En plus de ces formes de base, il y a aussi le prêt «card ul hasan», le prêt sans intérêt, au remboursement duquel l’emprunteur verse une commission à sa discrétion. Mais généralement il est utilisé entre les individus.
Les obligations
Les obligations sous la forme habituelle sont interdites dans les pays régis par la règle de la charia, car elles sont basés sur le revenu «d’intérêt». Cependant, la finance islamique possède un outil qui permet d’engager le financement de la dette – sukuk, l’équivalent islamique d’obligations. Le sukuk fournit un revenu non garanti, à partir des profits de l’entreprise financée, c’est-à-dire la cible.
Le niveau élevé de la demande sur les obligations sukuk a fait que, en 2014, 19 pays sont entrés sur le marché des obligations sukuk. Dans les transactions sur le placement des sukuk de la Grande-Bretagne, de l’Afrique du Sud et de Hong Kong il y a eu une sursouscription importante. Une caractéristique intéressante de ce marché est que la demande pour les sukuk en euros persiste. La Banque islamique de développement (BID) et le Luxembourg ont placé les émissions des obligations sukuk en euros.

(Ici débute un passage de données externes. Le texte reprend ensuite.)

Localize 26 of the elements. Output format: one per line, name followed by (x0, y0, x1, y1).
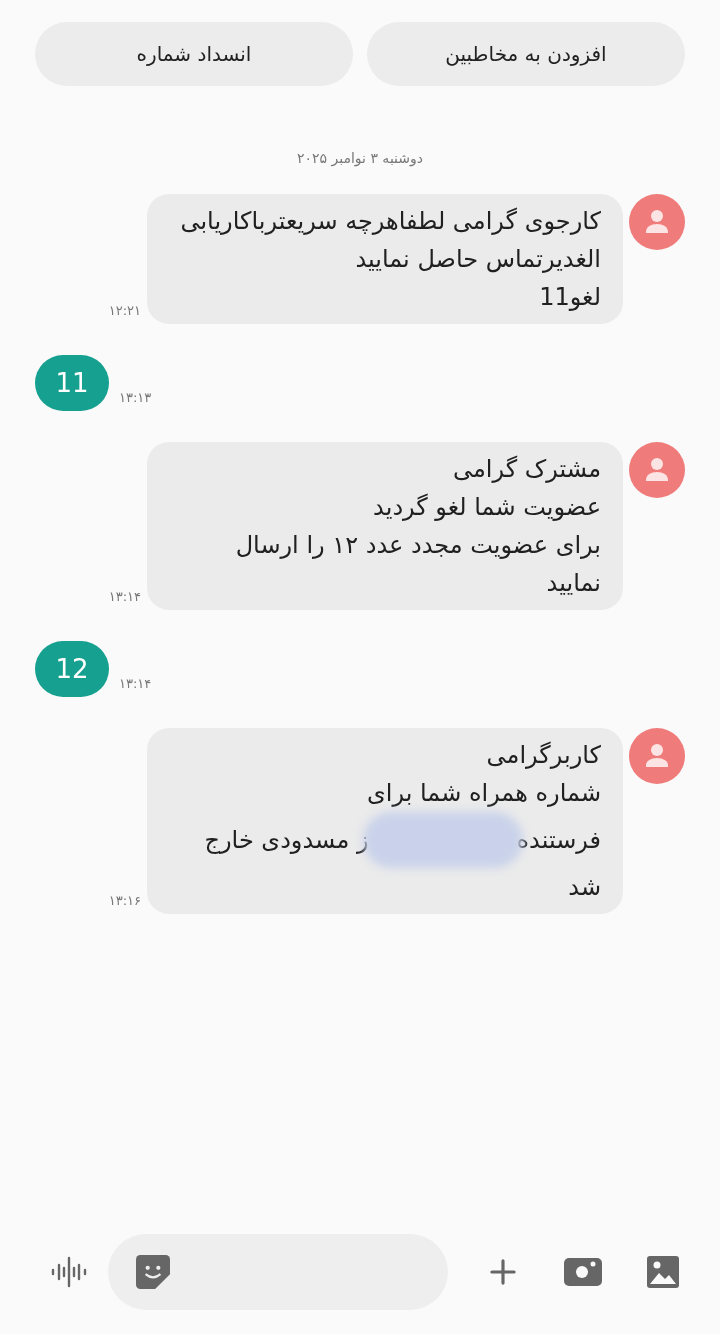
message-text: الغدیرتماس حاصل نمایید (354, 244, 601, 275)
message-text: شد (567, 872, 601, 903)
date-label: دوشنبه ۳ نوامبر ۲۰۲۵ (296, 149, 424, 169)
action-button[interactable]: افزودن به مخاطبین (367, 22, 685, 86)
message-text: برای عضویت مجدد عدد ۱۲ را ارسال (234, 530, 601, 561)
message-text: کارجوی گرامی لطفاهرچه سریعترباکاریابی (179, 206, 601, 237)
avatar-icon (629, 728, 685, 784)
message-time: ۱۳:۱۴ (119, 674, 152, 693)
message-time: ۱۳:۱۴ (108, 587, 141, 606)
avatar-icon (629, 442, 685, 498)
message-bubble: 11 (35, 355, 109, 411)
message-bubble: 12 (35, 641, 109, 697)
message-text: مشترک گرامی (451, 454, 601, 485)
sticker-icon[interactable] (136, 1255, 170, 1289)
message-time: ۱۳:۱۶ (108, 891, 141, 910)
message-text: لغو11 (538, 282, 601, 313)
message-text: شماره همراه شما برای (365, 778, 601, 809)
message-time: ۱۳:۱۳ (119, 388, 152, 407)
message-time: ۱۲:۲۱ (108, 301, 141, 320)
message-text: عضویت شما لغو گردید (372, 492, 601, 523)
message-text: کاربرگرامی (485, 740, 601, 771)
message-text: ز مسدودی خارج (204, 825, 369, 856)
message-text: نمایید (545, 568, 601, 599)
action-button[interactable]: انسداد شماره (35, 22, 353, 86)
message-text: فرستنده (516, 825, 601, 856)
avatar-icon (629, 194, 685, 250)
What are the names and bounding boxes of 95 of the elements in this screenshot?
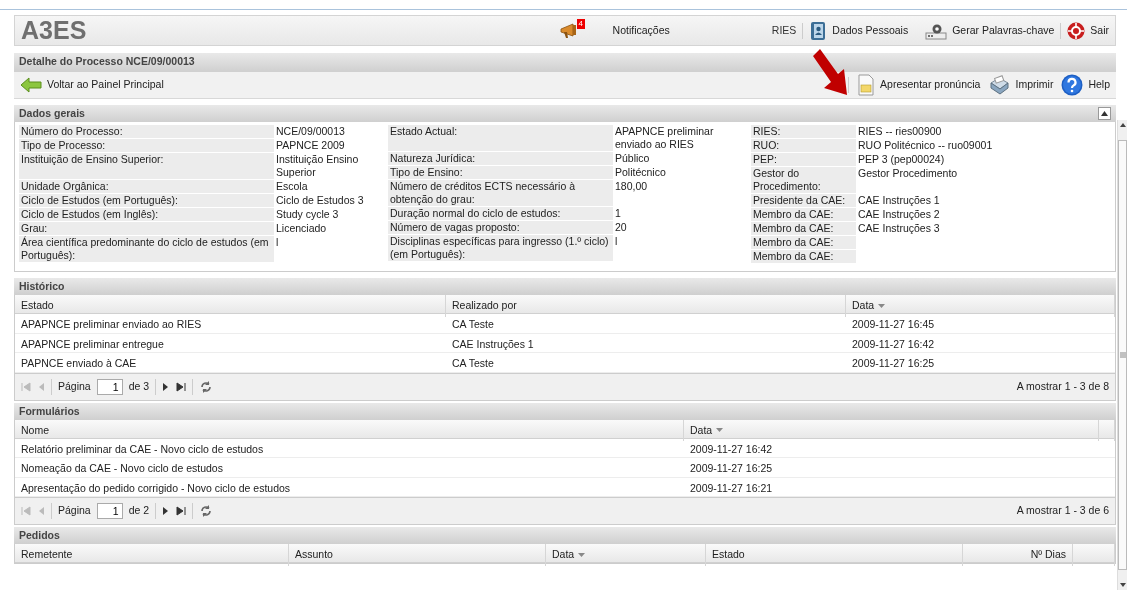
page-input[interactable]: 1 [96,378,123,395]
field-value: CAE Instruções 3 [857,222,941,235]
field-label: Tipo de Ensino: [388,166,613,179]
table-cell-text: 2009-11-27 16:21 [689,480,774,496]
field-label: Membro da CAE: [751,250,856,263]
field-label: Ciclo de Estudos (em Português): [19,194,274,207]
column-header[interactable]: Nome [15,419,684,442]
field-value: Instituição Ensino Superior [275,153,360,179]
table-cell-text: 2009-11-27 16:42 [689,441,774,457]
field-label: Presidente da CAE: [751,194,856,207]
field-value: CAE Instruções 1 [857,194,941,207]
column-header[interactable]: Remetente [15,544,289,566]
page-label: Página [58,378,91,394]
column-header[interactable]: Nº Dias [963,544,1073,566]
logo: A3ES [21,14,87,46]
table-cell-text: CA Teste [451,317,495,332]
field-label: Estado Actual: [388,125,613,151]
field-value: Escola [275,180,309,193]
section-title: Formulários [14,402,1116,420]
table-cell-text: CAE Instruções 1 [451,336,535,352]
field-value: PEP 3 (pep00024) [857,153,946,166]
field-label: Tipo de Processo: [19,139,274,152]
field-value: 1 [614,207,622,220]
field-value: l [275,236,280,250]
field-label: RIES: [751,125,856,138]
back-button[interactable]: Voltar ao Painel Principal [20,77,164,93]
section-title: Pedidos [14,527,1116,544]
table-cell-text: 2009-11-27 16:25 [851,356,936,371]
field-value: Politécnico [614,166,667,179]
field-value: APAPNCE preliminar enviado ao RIES [614,125,715,151]
column-header[interactable]: Data [846,295,1115,317]
table-cell-text: Apresentação do pedido corrigido - Novo ciclo de estudos [20,480,292,496]
field-value: PAPNCE 2009 [275,139,346,152]
notifications-button[interactable]: 4 Notificações [558,21,670,40]
field-value: Study cycle 3 [275,208,340,221]
field-label: Membro da CAE: [751,222,856,235]
field-label: Número de créditos ECTS necessário à obtenção do grau: [388,180,613,206]
field-label: Gestor do Procedimento: [751,167,856,193]
field-label: Duração normal do ciclo de estudos: [388,207,613,220]
table-cell-text: 2009-11-27 16:25 [689,461,774,476]
column-header[interactable]: Estado [15,295,446,317]
field-label: Grau: [19,222,274,235]
table-cell-text: 2009-11-27 16:45 [851,317,936,332]
page-count: de 3 [128,378,150,394]
count-badge: 4 [576,18,586,29]
field-label: Instituição de Ensino Superior: [19,153,274,179]
table-cell-text: Relatório preliminar da CAE - Novo ciclo de estudos [20,441,265,457]
page-title: Detalhe do Processo NCE/09/00013 [14,53,1116,72]
field-label: RUO: [751,139,856,152]
toolbar-button[interactable]: Help [1061,74,1110,96]
toolbar-button[interactable]: Imprimir [988,75,1054,95]
page-summary: A mostrar 1 - 3 de 6 [1016,503,1109,519]
field-label: Ciclo de Estudos (em Inglês): [19,208,274,221]
field-value: CAE Instruções 2 [857,208,941,221]
field-value: NCE/09/00013 [275,125,346,138]
header-link[interactable]: Gerar Palavras-chave [925,21,1055,40]
field-value: RUO Politécnico -- ruo09001 [857,139,994,152]
page-label: Página [58,503,91,519]
field-label: Número de vagas proposto: [388,221,613,234]
field-value: RIES -- ries00900 [857,125,943,138]
header-link[interactable]: Dados Pessoais [809,20,909,41]
header-link[interactable]: Sair [1067,21,1109,40]
table-cell-text: PAPNCE enviado à CAE [20,356,138,371]
user-name: RIES [771,22,797,38]
column-header[interactable]: Realizado por [446,295,846,317]
field-label: Natureza Jurídica: [388,152,613,165]
page-count: de 2 [128,503,150,519]
field-value: Ciclo de Estudos 3 [275,194,365,207]
field-label: Disciplinas específicas para ingresso (1.º ciclo) (em Português): [388,235,613,261]
section-title: Histórico [14,278,1116,295]
column-header[interactable]: Assunto [289,544,546,566]
table-cell-text: Nomeação da CAE - Novo ciclo de estudos [20,461,224,476]
field-value: 180,00 [614,180,649,194]
field-value: Público [614,152,651,165]
table-cell-text: APAPNCE preliminar enviado ao RIES [20,317,203,332]
section-title: Dados gerais [19,107,85,120]
toolbar-button[interactable]: Apresentar pronúncia [857,74,981,96]
field-value: Licenciado [275,222,328,235]
column-header[interactable]: Data [684,419,1099,442]
field-value: 20 [614,221,628,234]
field-value: Gestor Procedimento [857,167,959,181]
column-header[interactable]: Estado [706,544,963,566]
field-label: Unidade Orgânica: [19,180,274,193]
field-value: l [614,235,619,249]
table-cell-text: APAPNCE preliminar entregue [20,336,165,352]
field-label: Membro da CAE: [751,236,856,249]
page-input[interactable]: 1 [96,503,123,519]
page-summary: A mostrar 1 - 3 de 8 [1016,378,1109,394]
column-header[interactable]: Data [546,544,706,566]
table-cell-text: CA Teste [451,356,495,371]
table-cell-text: 2009-11-27 16:42 [851,336,936,352]
field-label: Área científica predominante do ciclo de estudos (em Português): [19,236,274,262]
field-label: PEP: [751,153,856,166]
field-label: Número do Processo: [19,125,274,138]
field-label: Membro da CAE: [751,208,856,221]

Les gouvernements qui distribuent leur première émission de sukuk, en règle générale, créent une courbe de rendement de référence, qui fournit un moyen efficace de tarification pour l’outil. Le but des émetteurs souverains est également d’encourager les entreprises locales à entrer dans le marché sukuk (pour qu’ils puissent profiter des avantages, tels que l’énorme base de données sur les investisseurs et une quantité importante de la liquidité à investir dans des actifs avec un niveau de risque faible).
Dans le futur le placement des obligations sukuk sera déterminé par les mêmes facteurs: les projets d’infrastructure à grande échelle dans les pays du Golfe et le financement des déficits budgétaires de certains pays asiatiques et africains avec les économies en développement.